Pearl Jam wasn’t an idea yet, but the roaring leads that he played on ‘Reach Down’ was enough to keep in everyone’s good graces when it came time to form a new band with Eddie Vedder. And while Vedder wrote the words that most people felt they experienced firsthand, McCready had the delicate touch on guitar that could melt faces and make people cry within the span of one song.

But even when he flew off the handle, it was never about him trying to play a solo for the hell of it. You could feel the emotion behind everything he played, and whether it was the bluesy fills in the middle of ‘Yellow Ledbetter’ or the primal freakout that kicks off ‘Go’, McCready knew that everything he did needed to be felt in his gut first before he thought about translating it to his fingers.

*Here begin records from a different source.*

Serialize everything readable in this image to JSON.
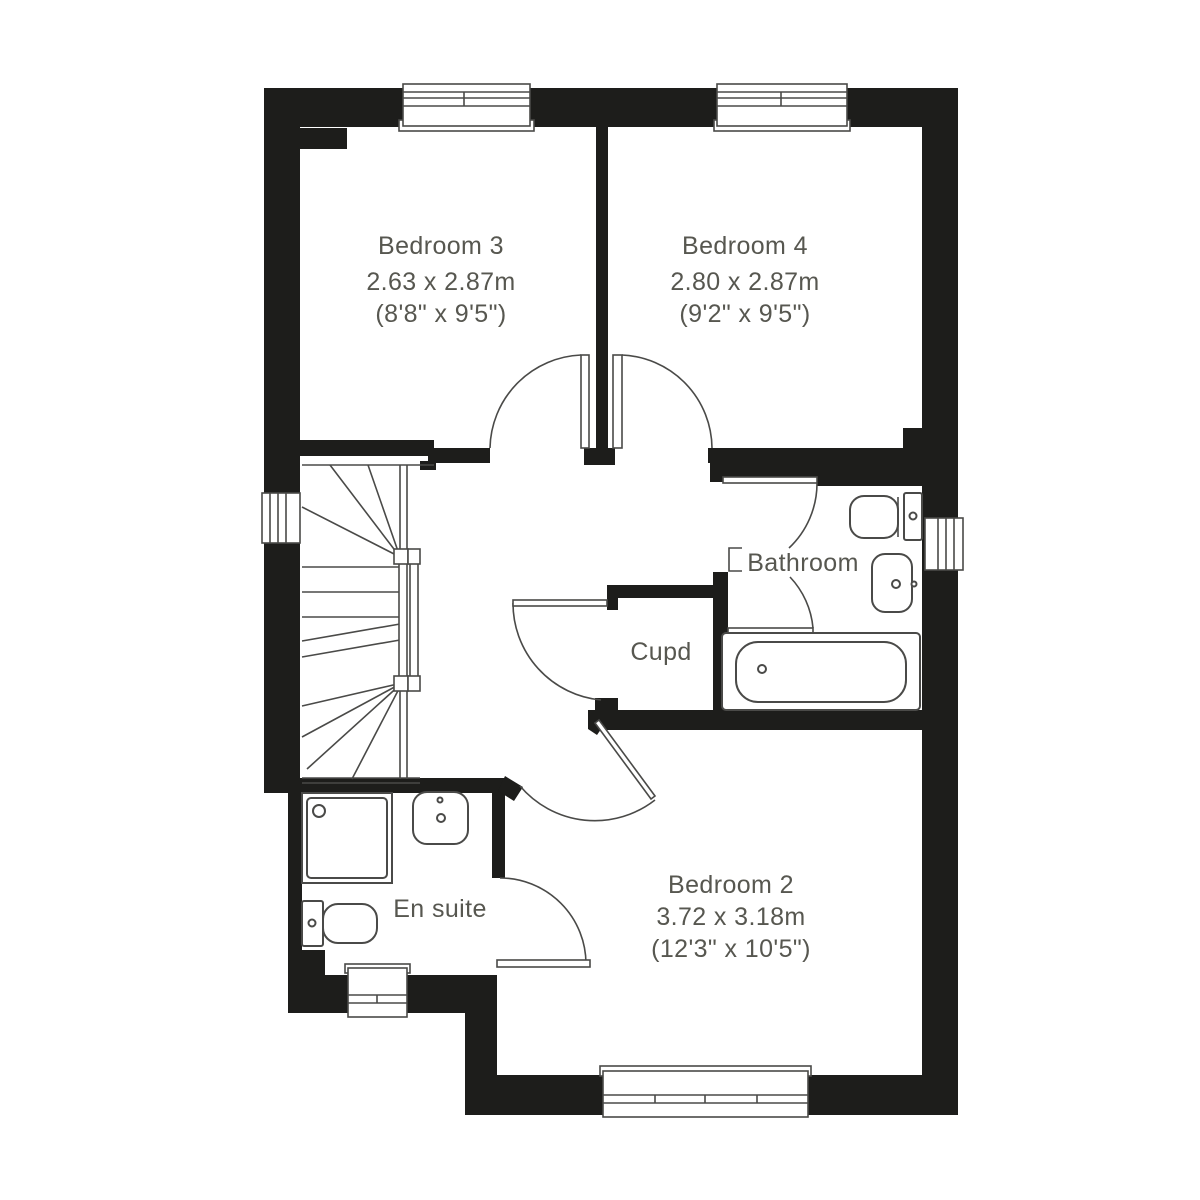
{
  "rooms": {
    "bedroom3": {
      "name": "Bedroom 3",
      "metric": "2.63 x 2.87m",
      "imperial": "(8'8\" x 9'5\")"
    },
    "bedroom4": {
      "name": "Bedroom 4",
      "metric": "2.80 x 2.87m",
      "imperial": "(9'2\" x 9'5\")"
    },
    "bedroom2": {
      "name": "Bedroom 2",
      "metric": "3.72 x 3.18m",
      "imperial": "(12'3\" x 10'5\")"
    },
    "bathroom": {
      "name": "Bathroom"
    },
    "ensuite": {
      "name": "En suite"
    },
    "cupboard": {
      "name": "Cupd"
    }
  },
  "colors": {
    "wall": "#1d1d1b",
    "line": "#4a4a48",
    "text": "#575750"
  }
}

And that was the kind of mentality that Stevie Ray Vaughan was born with when he started playing. There was no shot of a band like Double Trouble having a prayer in the middle of the glamorous 1980s, but when listening to ‘Pride and Joy’, people weren’t just hearing someone playing a bunch of blues licks. This was someone who had internalised every bit of the blues and was delivering the most concentrated version to the mainstream.

Although Texas Flood wasn’t exactly the highest-selling record of 1983, McCready knew it was nothing short of miraculous seeing Vaughan play for the first time, saying, “As soon as he started ‘Couldn’t Stand the Weather’, these huge clouds rolled in overhead, and rain began pouring down. When the song ended, the rain stopped. It was like a religious experience, and it changed me. It lifted me out of the negative mindset I was in, and it got me playing again. I thank him forever for that.”

But beyond being a great guitarist, a lot of the lessons McCready learned from Vaughan is when to play and when not to play. As much as the track ‘Texas Flood’ is one of the greatest guitar exercises that Vaughan ever put to tape, it’s always about the spaces in between the notes that matter so much more, especially when he opens his mouth to sing and has that beautiful texture in his voice. 

Then again, what McCready did with his guitar wasn’t all that different from what the millions of other guitarists had done before Vaughan came around. It’s one thing to use the guitar to shred, but if you really want to be respected on the instrument, you’re going to want to make every line feel like a second voice in the band.